Short Communication - (2024) Volume 9, Issue 2

Identification of Two Subclasses of Actinic Keratoses via Transcriptomic Analysis of Human Skin Samples

Leonardo Costa*
*Correspondence: Leonardo Costa, Department of Translational Molecular Physiology, University of Amsterdam, Amsterdam, Netherlands, Email:
Department of Translational Molecular Physiology, University of Amsterdam, Amsterdam, Netherlands

Received: 20-Feb-2024, Manuscript No. jmhmp-24-133030; Editor assigned: 22-Feb-2024, Pre QC No. P-133030; Reviewed: 05-Mar-2024, QC No. Q-133030; Revised: 11-Mar-2024, Manuscript No. R-133030; Published: 18-Mar-2024 , DOI: 10.37421/2684-494X.2024.9.120
Citation: Costa, Leonardo. “Identification of Two Subclasses of Actinic Keratoses via Transcriptomic Analysis of Human Skin Samples.” J Mol Hist Med Phys 9 (2024): 120.
Copyright: © 2024 Costa L. This is an open-access article distributed under the terms of the Creative Commons Attribution License, which permits unrestricted use, distribution, and reproduction in any medium, provided the original author and source are credited.

Introduction

Actinic Keratoses (AKs) are common skin lesions caused by chronic sun exposure, primarily affecting fair-skinned individuals. These lesions are considered precancerous, with the potential to progress to invasive squamous cell carcinoma if left untreated. Traditionally, AKs have been classified based on clinical appearance and histopathological features. However, recent advancements in transcriptomic analysis have enabled a deeper understanding of the molecular mechanisms underlying AK development. This article explores the identification of two subclasses of actinic keratoses through transcriptomic analysis of human skin samples, highlighting the implications for diagnosis, prognosis, and therapeutic strategies [1].

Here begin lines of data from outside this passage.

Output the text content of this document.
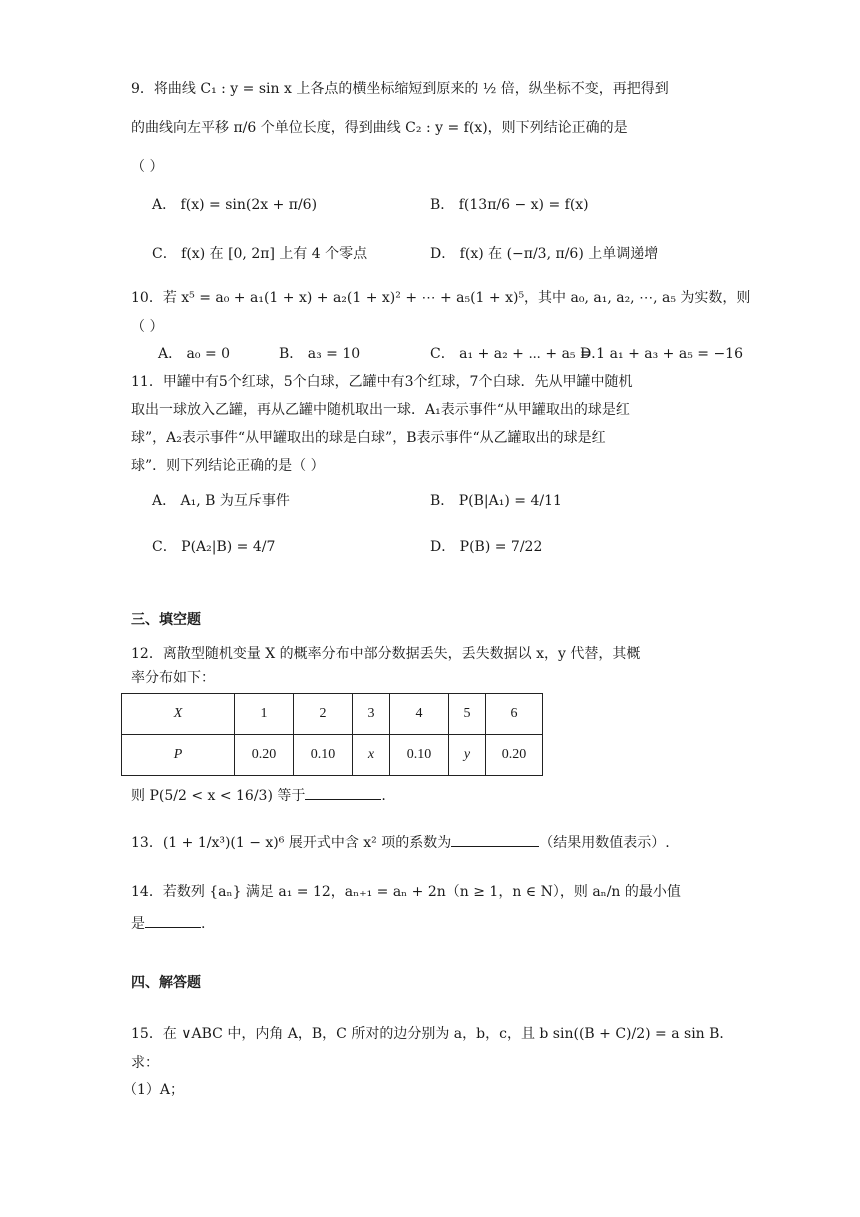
9．将曲线 C₁ : y = sin x 上各点的横坐标缩短到原来的 ½ 倍，纵坐标不变，再把得到
的曲线向左平移 π/6 个单位长度，得到曲线 C₂ : y = f(x)，则下列结论正确的是
（ ）
A． f(x) = sin(2x + π/6)	B． f(13π/6 − x) = f(x)
C． f(x) 在 [0, 2π] 上有 4 个零点	D． f(x) 在 (−π/3, π/6) 上单调递增
10．若 x⁵ = a₀ + a₁(1 + x) + a₂(1 + x)² + ⋯ + a₅(1 + x)⁵，其中 a₀, a₁, a₂, ⋯, a₅ 为实数，则
（ ）
A． a₀ = 0	B． a₃ = 10	C． a₁ + a₂ + ⋯ + a₅ = 1
D． a₁ + a₃ + a₅ = −16
11．甲罐中有5个红球，5个白球，乙罐中有3个红球，7个白球．先从甲罐中随机
取出一球放入乙罐，再从乙罐中随机取出一球．A₁表示事件“从甲罐取出的球是红
球”，A₂表示事件“从甲罐取出的球是白球”，B表示事件“从乙罐取出的球是红
球”．则下列结论正确的是（ ）
A． A₁, B 为互斥事件	B． P(B|A₁) = 4/11
C． P(A₂|B) = 4/7	D． P(B) = 7/22
三、填空题
12．离散型随机变量 X 的概率分布中部分数据丢失，丢失数据以 x，y 代替，其概
率分布如下：
X	1	2	3	4	5	6
P	0.20	0.10	x	0.10	y	0.20
则 P(5/2 < x < 16/3) 等于	.
13．(1 + 1/x³)(1 − x)⁶ 展开式中含 x² 项的系数为	（结果用数值表示）.
14．若数列 {aₙ} 满足 a₁ = 12，aₙ₊₁ = aₙ + 2n（n ≥ 1，n ∈ N），则 aₙ/n 的最小值
是	.
四、解答题
15．在 ∨ABC 中，内角 A，B，C 所对的边分别为 a，b，c，且 b sin((B + C)/2) = a sin B．
求：
（1）A；
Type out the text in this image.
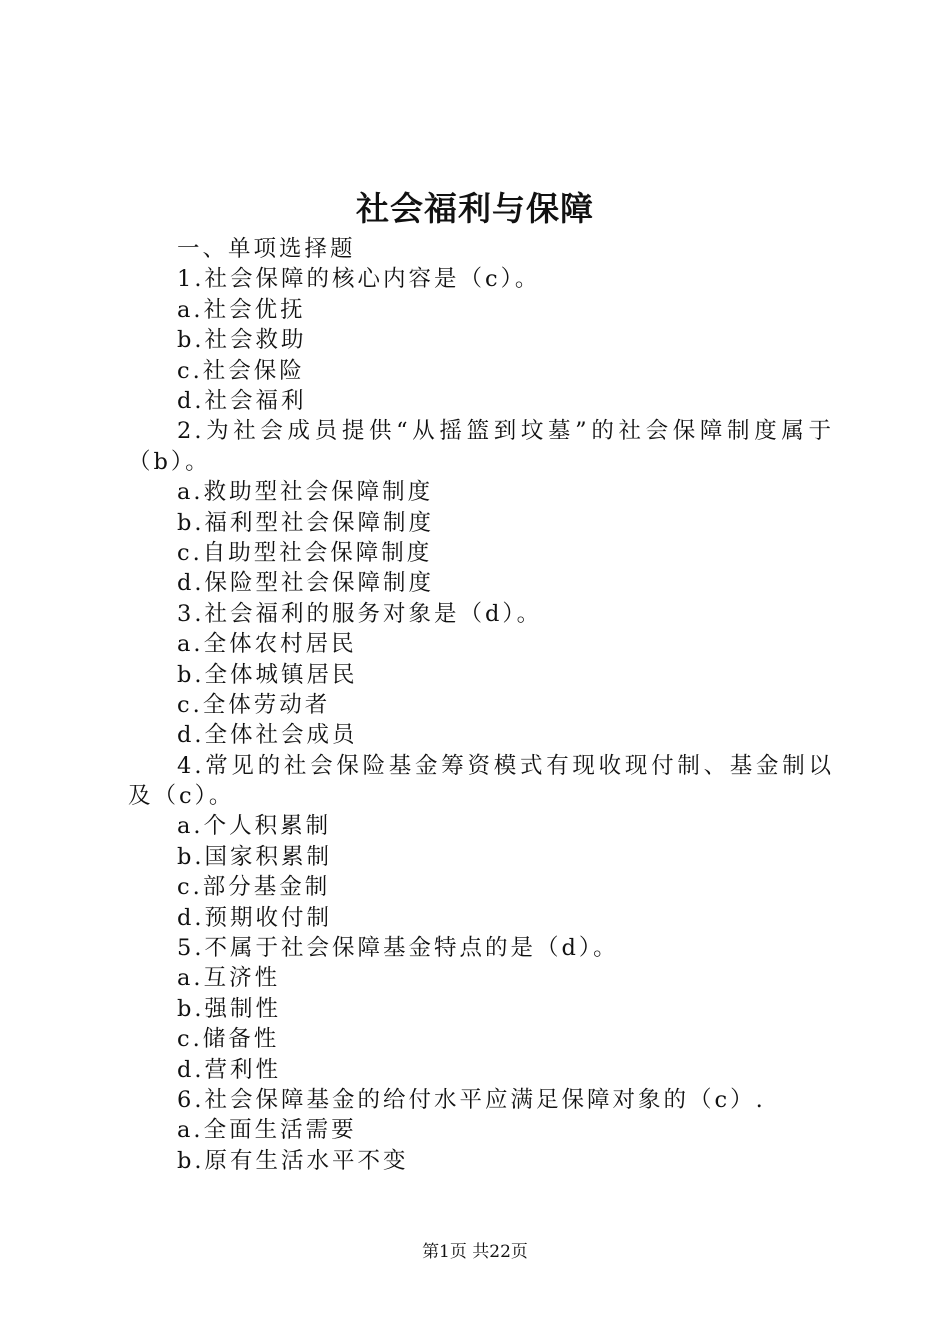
社会福利与保障
一、单项选择题
1.社会保障的核心内容是（c）。
a.社会优抚
b.社会救助
c.社会保险
d.社会福利
2.为社会成员提供“从摇篮到坟墓”的社会保障制度属于（b）。
a.救助型社会保障制度
b.福利型社会保障制度
c.自助型社会保障制度
d.保险型社会保障制度
3.社会福利的服务对象是（d）。
a.全体农村居民
b.全体城镇居民
c.全体劳动者
d.全体社会成员
4.常见的社会保险基金筹资模式有现收现付制、基金制以及（c）。
a.个人积累制
b.国家积累制
c.部分基金制
d.预期收付制
5.不属于社会保障基金特点的是（d）。
a.互济性
b.强制性
c.储备性
d.营利性
6.社会保障基金的给付水平应满足保障对象的（c）.
a.全面生活需要
b.原有生活水平不变
第1页 共22页
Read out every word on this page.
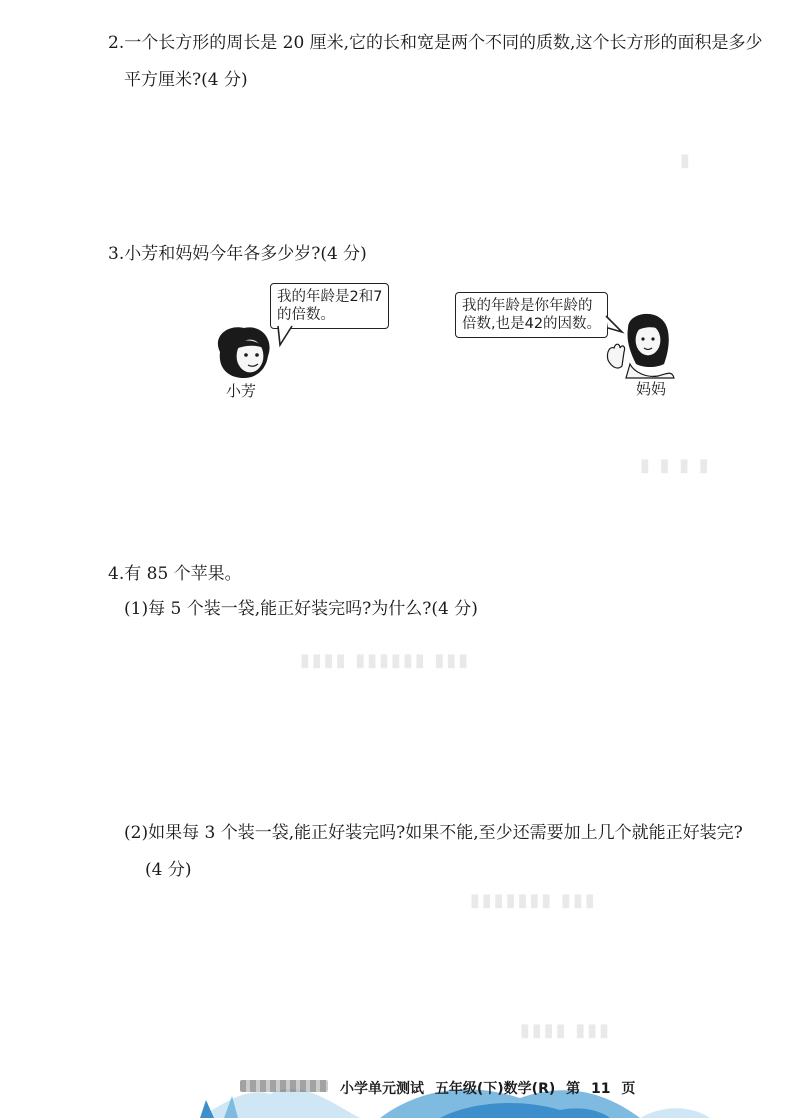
▮
▮ ▮ ▮ ▮
▮▮▮▮ ▮▮▮▮▮▮ ▮▮▮
▮▮▮▮▮▮▮ ▮▮▮
▮▮▮▮ ▮▮▮
2.一个长方形的周长是 20 厘米,它的长和宽是两个不同的质数,这个长方形的面积是多少
平方厘米?(4 分)
3.小芳和妈妈今年各多少岁?(4 分)
我的年龄是2和7
的倍数。
小芳
我的年龄是你年龄的
倍数,也是42的因数。
妈妈
4.有 85 个苹果。
(1)每 5 个装一袋,能正好装完吗?为什么?(4 分)
(2)如果每 3 个装一袋,能正好装完吗?如果不能,至少还需要加上几个就能正好装完?
(4 分)
小学单元测试 五年级(下)数学(R) 第 11 页
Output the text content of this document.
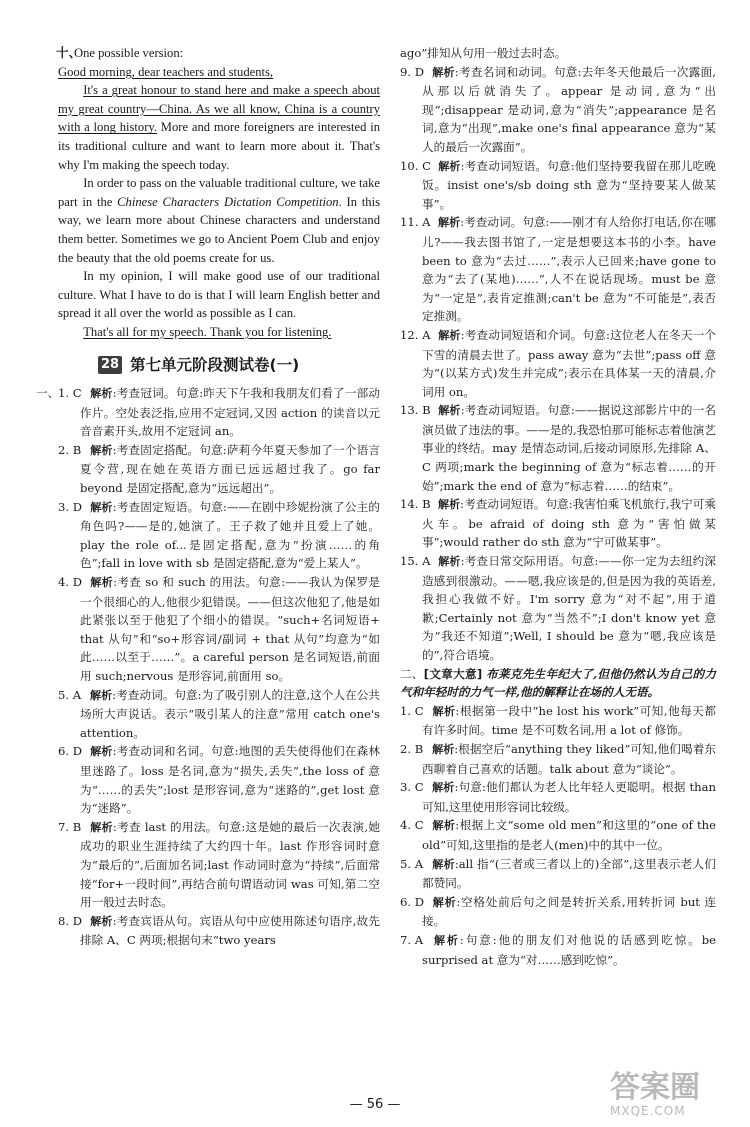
十、
One possible version:

Good morning, dear teachers and students,

It's a great honour to stand here and make a speech about my great country—China. As we all know, China is a country with a long history. More and more foreigners are interested in its traditional culture and want to learn more about it. That's why I'm making the speech today.

In order to pass on the valuable traditional culture, we take part in the Chinese Characters Dictation Competition. In this way, we learn more about Chinese characters and understand them better. Sometimes we go to Ancient Poem Club and enjoy the beauty that the old poems create for us.

In my opinion, I will make good use of our traditional culture. What I have to do is that I will learn English better and spread it all over the world as possible as I can.

That's all for my speech. Thank you for listening.

28 第七单元阶段测试卷(一)

一、
1. C 解析:考查冠词。句意:昨天下午我和我朋友们看了一部动作片。空处表泛指,应用不定冠词,又因 action 的读音以元音音素开头,故用不定冠词 an。

2. B 解析:考查固定搭配。句意:萨莉今年夏天参加了一个语言夏令营,现在她在英语方面已远远超过我了。go far beyond 是固定搭配,意为“远远超出”。

3. D 解析:考查固定短语。句意:——在剧中珍妮扮演了公主的角色吗?——是的,她演了。王子救了她并且爱上了她。play the role of...是固定搭配,意为“扮演……的角色”;fall in love with sb 是固定搭配,意为“爱上某人”。

4. D 解析:考查 so 和 such 的用法。句意:——我认为保罗是一个很细心的人,他很少犯错误。——但这次他犯了,他是如此紧张以至于他犯了个细小的错误。“such+名词短语+ that 从句”和“so+形容词/副词 + that 从句”均意为“如此……以至于……”。a careful person 是名词短语,前面用 such;nervous 是形容词,前面用 so。

5. A 解析:考查动词。句意:为了吸引别人的注意,这个人在公共场所大声说话。表示“吸引某人的注意”常用 catch one's attention。

6. D 解析:考查动词和名词。句意:地图的丢失使得他们在森林里迷路了。loss 是名词,意为“损失,丢失”,the loss of 意为“……的丢失”;lost 是形容词,意为“迷路的”,get lost 意为“迷路”。

7. B 解析:考查 last 的用法。句意:这是她的最后一次表演,她成功的职业生涯持续了大约四十年。last 作形容词时意为“最后的”,后面加名词;last 作动词时意为“持续”,后面常接“for+一段时间”,再结合前句谓语动词 was 可知,第二空用一般过去时态。

8. D 解析:考查宾语从句。宾语从句中应使用陈述句语序,故先排除 A、C 两项;根据句末“two years

ago”排知从句用一般过去时态。

9. D 解析:考查名词和动词。句意:去年冬天他最后一次露面,从那以后就消失了。appear 是动词,意为“出现”;disappear 是动词,意为“消失”;appearance 是名词,意为“出现”,make one's final appearance 意为“某人的最后一次露面”。

10. C 解析:考查动词短语。句意:他们坚持要我留在那儿吃晚饭。insist one's/sb doing sth 意为“坚持要某人做某事”。

11. A 解析:考查动词。句意:——刚才有人给你打电话,你在哪儿?——我去图书馆了,一定是想要这本书的小李。have been to 意为“去过……”,表示人已回来;have gone to 意为“去了(某地)……”,人不在说话现场。must be 意为“一定是”,表肯定推测;can't be 意为“不可能是”,表否定推测。

12. A 解析:考查动词短语和介词。句意:这位老人在冬天一个下雪的清晨去世了。pass away 意为“去世”;pass off 意为“(以某方式)发生并完成”;表示在具体某一天的清晨,介词用 on。

13. B 解析:考查动词短语。句意:——据说这部影片中的一名演员做了违法的事。——是的,我恐怕那可能标志着他演艺事业的终结。may 是情态动词,后接动词原形,先排除 A、C 两项;mark the beginning of 意为“标志着……的开始”;mark the end of 意为“标志着……的结束”。

14. B 解析:考查动词短语。句意:我害怕乘飞机旅行,我宁可乘火车。be afraid of doing sth 意为“害怕做某事”;would rather do sth 意为“宁可做某事”。

15. A 解析:考查日常交际用语。句意:——你一定为去纽约深造感到很激动。——嗯,我应该是的,但是因为我的英语差,我担心我做不好。I'm sorry 意为“对不起”,用于道歉;Certainly not 意为“当然不”;I don't know yet 意为“我还不知道”;Well, I should be 意为“嗯,我应该是的”,符合语境。

二、[文章大意] 布莱克先生年纪大了,但他仍然认为自己的力气和年轻时的力气一样,他的解释让在场的人无语。

1. C 解析:根据第一段中“he lost his work”可知,他每天都有许多时间。time 是不可数名词,用 a lot of 修饰。

2. B 解析:根据空后“anything they liked”可知,他们喝着东西聊着自己喜欢的话题。talk about 意为“谈论”。

3. C 解析:句意:他们都认为老人比年轻人更聪明。根据 than 可知,这里使用形容词比较级。

4. C 解析:根据上文“some old men”和这里的“one of the old”可知,这里指的是老人(men)中的其中一位。

5. A 解析:all 指“(三者或三者以上的)全部”,这里表示老人们都赞同。

6. D 解析:空格处前后句之间是转折关系,用转折词 but 连接。

7. A 解析:句意:他的朋友们对他说的话感到吃惊。be surprised at 意为“对……感到吃惊”。

— 56 —	答案圈
MXQE.COM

Actinic keratoses are characterized by the presence of scaly, erythematous lesions on sun-exposed areas of the skin, such as the face, scalp, hands, and forearms. These lesions are often asymptomatic but can cause itching, burning, or tenderness in some cases. Clinically, AKs are diagnosed based on their typical appearance, which includes rough, sandpaper-like texture and varying degrees of pigmentation. Dermoscopy and biopsy are commonly used to confirm the diagnosis and rule out malignancy. Histopathologically, actinic keratoses are characterized by epidermal hyperplasia, parakeratosis, and atypical keratinocytes. These features reflect the chronic damage caused by Ultraviolet (UV) radiation, leading to dysregulation of cell proliferation and differentiation pathways. While most AKs remain benign, a subset of lesions may progress to Squamous Cell Carcinoma (SCC), emphasizing the importance of early detection and intervention [2].

Description

AKs have been classified into two main subtypes based on clinical and histopathological features: hypertrophic and atrophic. Hypertrophic AKs exhibit thick, hyperkeratotic plaques with prominent scaling, while atrophic AKs are characterized by thin, flat lesions with minimal scaling. However, this classification system has limitations in predicting the biological behavior and clinical outcomes of individual lesions. Recent advances in transcriptomic analysis, such as RNA sequencing (RNA-seq) and microarray technology, have revolutionized our understanding of skin biology and disease pathogenesis. Transcriptomic profiling allows researchers to examine gene expression patterns across thousands of genes simultaneously, providing insights into molecular pathways dysregulated in disease states [3].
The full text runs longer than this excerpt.